Latar Belakang
Penyelenggaraan pembelajaran merupakan salah satu
tugas utama guru, di mana pembelajaran dapat diartikan sebagai kegiatan
yang ditunjukkan untuk membelajarkan siswa. Untuk dapat membelajarkan siswanya,
salah satu cara yang dapat ditempuh oleh guru ialah dengan menerapkan
pendekatan CBSA dan pendekatan keterampilan proses (PKP) dalam proses
pembelajaran. Baik CBSA maupun PKP merupakan pendekatan pembelajaran yang
tersurat dan tersirat dalam kurikulum yang berlaku.
Anda sebagai seorang calon
guru, tentunya berkepentingan untuk mengetahui apa dan bagaimana pula PKP.
Sebagai calon tenaga profesional, Anda tentunya bertanya mengapa CBSA dan PKP?
A. Pengertian Pendekatan CBSA
Setiap proses pembelajaran
pasti menampakkan keaktifan orang yang belajar atau siswa. Pernyataan ini tidak
dapat kita bantah atau kita tolak kebenarannya. Adanya kenyataan ini,
menyebabkan sulitnya mendifinisikan pengertian pendekatan CBSA secara tepat.
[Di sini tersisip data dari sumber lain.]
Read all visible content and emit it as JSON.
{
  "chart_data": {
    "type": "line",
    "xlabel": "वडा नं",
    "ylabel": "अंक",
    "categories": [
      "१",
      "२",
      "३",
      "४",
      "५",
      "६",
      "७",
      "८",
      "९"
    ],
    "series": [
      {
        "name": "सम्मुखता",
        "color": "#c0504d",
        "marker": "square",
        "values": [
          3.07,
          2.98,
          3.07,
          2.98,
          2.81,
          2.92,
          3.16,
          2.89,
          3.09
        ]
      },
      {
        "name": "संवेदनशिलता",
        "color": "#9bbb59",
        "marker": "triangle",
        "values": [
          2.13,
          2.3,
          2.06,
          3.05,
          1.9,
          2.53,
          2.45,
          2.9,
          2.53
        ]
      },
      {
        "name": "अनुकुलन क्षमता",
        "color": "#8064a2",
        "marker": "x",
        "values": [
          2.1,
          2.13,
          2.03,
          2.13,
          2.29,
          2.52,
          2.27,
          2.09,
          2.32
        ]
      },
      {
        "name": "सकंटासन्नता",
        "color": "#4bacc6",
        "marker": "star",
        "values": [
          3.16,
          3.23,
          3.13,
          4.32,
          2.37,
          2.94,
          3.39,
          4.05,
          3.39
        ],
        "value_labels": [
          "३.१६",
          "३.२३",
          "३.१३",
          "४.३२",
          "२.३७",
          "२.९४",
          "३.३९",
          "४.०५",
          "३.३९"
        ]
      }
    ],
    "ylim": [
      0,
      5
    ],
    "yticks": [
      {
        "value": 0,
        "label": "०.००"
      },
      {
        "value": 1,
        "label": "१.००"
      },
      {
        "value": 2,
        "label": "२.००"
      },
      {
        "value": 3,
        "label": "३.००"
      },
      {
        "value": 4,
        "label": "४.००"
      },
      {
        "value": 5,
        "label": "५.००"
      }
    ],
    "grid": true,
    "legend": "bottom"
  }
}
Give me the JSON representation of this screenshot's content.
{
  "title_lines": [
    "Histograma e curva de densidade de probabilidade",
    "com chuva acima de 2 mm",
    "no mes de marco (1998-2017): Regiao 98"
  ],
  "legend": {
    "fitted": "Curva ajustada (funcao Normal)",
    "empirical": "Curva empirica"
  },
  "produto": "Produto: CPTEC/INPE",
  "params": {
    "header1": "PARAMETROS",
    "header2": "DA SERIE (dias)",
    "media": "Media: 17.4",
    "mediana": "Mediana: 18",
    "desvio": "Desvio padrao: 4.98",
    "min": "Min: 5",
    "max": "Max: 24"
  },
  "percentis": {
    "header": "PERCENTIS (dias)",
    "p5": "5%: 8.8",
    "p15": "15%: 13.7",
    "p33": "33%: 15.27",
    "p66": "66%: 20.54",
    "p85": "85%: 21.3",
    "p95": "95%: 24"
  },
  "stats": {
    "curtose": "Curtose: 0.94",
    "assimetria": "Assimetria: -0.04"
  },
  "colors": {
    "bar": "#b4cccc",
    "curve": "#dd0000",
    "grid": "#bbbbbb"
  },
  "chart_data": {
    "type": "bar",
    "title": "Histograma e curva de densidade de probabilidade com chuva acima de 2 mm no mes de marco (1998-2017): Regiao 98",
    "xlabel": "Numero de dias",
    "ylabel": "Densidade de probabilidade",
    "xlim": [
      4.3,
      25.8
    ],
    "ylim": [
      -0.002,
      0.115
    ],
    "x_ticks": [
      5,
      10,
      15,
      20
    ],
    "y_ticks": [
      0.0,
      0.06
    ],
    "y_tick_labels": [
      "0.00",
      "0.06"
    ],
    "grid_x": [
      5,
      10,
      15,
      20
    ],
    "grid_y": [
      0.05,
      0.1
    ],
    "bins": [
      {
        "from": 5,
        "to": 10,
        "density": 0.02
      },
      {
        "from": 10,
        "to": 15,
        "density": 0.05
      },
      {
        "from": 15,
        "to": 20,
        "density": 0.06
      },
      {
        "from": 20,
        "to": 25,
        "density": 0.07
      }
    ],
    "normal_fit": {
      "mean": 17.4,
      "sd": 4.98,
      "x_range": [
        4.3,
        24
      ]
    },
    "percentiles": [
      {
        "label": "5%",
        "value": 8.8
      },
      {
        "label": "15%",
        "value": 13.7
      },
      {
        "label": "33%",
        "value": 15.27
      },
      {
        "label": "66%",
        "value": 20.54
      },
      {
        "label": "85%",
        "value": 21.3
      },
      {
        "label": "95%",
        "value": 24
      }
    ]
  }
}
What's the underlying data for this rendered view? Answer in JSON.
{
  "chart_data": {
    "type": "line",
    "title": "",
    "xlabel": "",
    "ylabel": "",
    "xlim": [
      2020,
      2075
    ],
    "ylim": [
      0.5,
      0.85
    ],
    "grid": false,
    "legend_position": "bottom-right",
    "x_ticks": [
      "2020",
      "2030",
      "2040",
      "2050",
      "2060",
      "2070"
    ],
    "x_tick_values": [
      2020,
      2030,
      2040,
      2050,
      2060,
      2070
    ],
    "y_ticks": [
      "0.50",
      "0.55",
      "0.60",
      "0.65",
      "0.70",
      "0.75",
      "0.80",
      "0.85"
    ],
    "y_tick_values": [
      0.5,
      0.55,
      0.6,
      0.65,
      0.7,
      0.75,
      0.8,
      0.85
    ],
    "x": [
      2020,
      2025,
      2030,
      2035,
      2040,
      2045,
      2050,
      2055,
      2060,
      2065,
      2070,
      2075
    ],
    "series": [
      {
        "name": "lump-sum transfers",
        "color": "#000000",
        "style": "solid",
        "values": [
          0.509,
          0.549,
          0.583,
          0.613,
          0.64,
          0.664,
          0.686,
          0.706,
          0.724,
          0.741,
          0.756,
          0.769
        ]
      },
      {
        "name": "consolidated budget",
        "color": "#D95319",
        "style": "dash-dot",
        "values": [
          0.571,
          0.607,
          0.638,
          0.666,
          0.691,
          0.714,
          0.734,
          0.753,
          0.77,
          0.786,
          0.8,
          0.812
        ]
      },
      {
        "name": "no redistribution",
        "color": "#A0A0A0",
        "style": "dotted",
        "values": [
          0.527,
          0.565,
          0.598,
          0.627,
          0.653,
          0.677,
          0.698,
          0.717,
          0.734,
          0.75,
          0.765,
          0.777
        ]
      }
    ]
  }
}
Kepastian adanya keaktifan siswa dalam setiap proses pembelajaran, memberikan
kepastian kepada kita bahwa pendekatan CBSA bukanlah suatu hal yang dikotomis.
Hal ini berarti, setiap peristiwa pembelajaran yang diselengarakan oleh guru
dapat dipastikan adanya penerapan pendekatan CBSA dan tidak mungkin tidak
terjadi penerapan pendekatan CBSA dalam peristiwa pembelajaran.
Keaktifan siswa dalam peristiwa
pembelajaran mengambil beraneka bentuk kegiatan, dari kegiatan fisik yang mudah
diamati sampai kegiatan psikis yang sulit diamati. Kegiatan fisik yang dapat
diamati di antaranya dalam bentuk kegiatan membaca, mendengarkan, menulis,
meragakan, dan mengukur. Sedangkan contoh-contoh kegiatan psikis seperti
mengingat kembali isi pelajaran pertemuan sebelumnya, menggunakan khasanah
pengetahuan yang dimiliki dalam memecahkan masalah yang dihadapi, menyimpulkan
hasil eksperimen, membandingkan satu konsep dengan konsep yang lain, dan
kegiatan psikis lainya. Namun demikian, semua kegiatan tersebut harus dapat
dipulangkan kepada suatu karakteristik, yaitu keterlibatan intelektual - emosional
siswa dalam kegiatan pembelajaaran. Keterlibatan tersebut terjadi pada waktu
kegiatan kognitif dalam pencapaian atau perolehan pengetahuan, pada saat siswa
mengadakan latihan-latihan dalam pembentukan keterampilan, dan sewaktu siswa
menghayati dan menginternalisasi nilai-nilai dalam pembentukan sikap dan nilai.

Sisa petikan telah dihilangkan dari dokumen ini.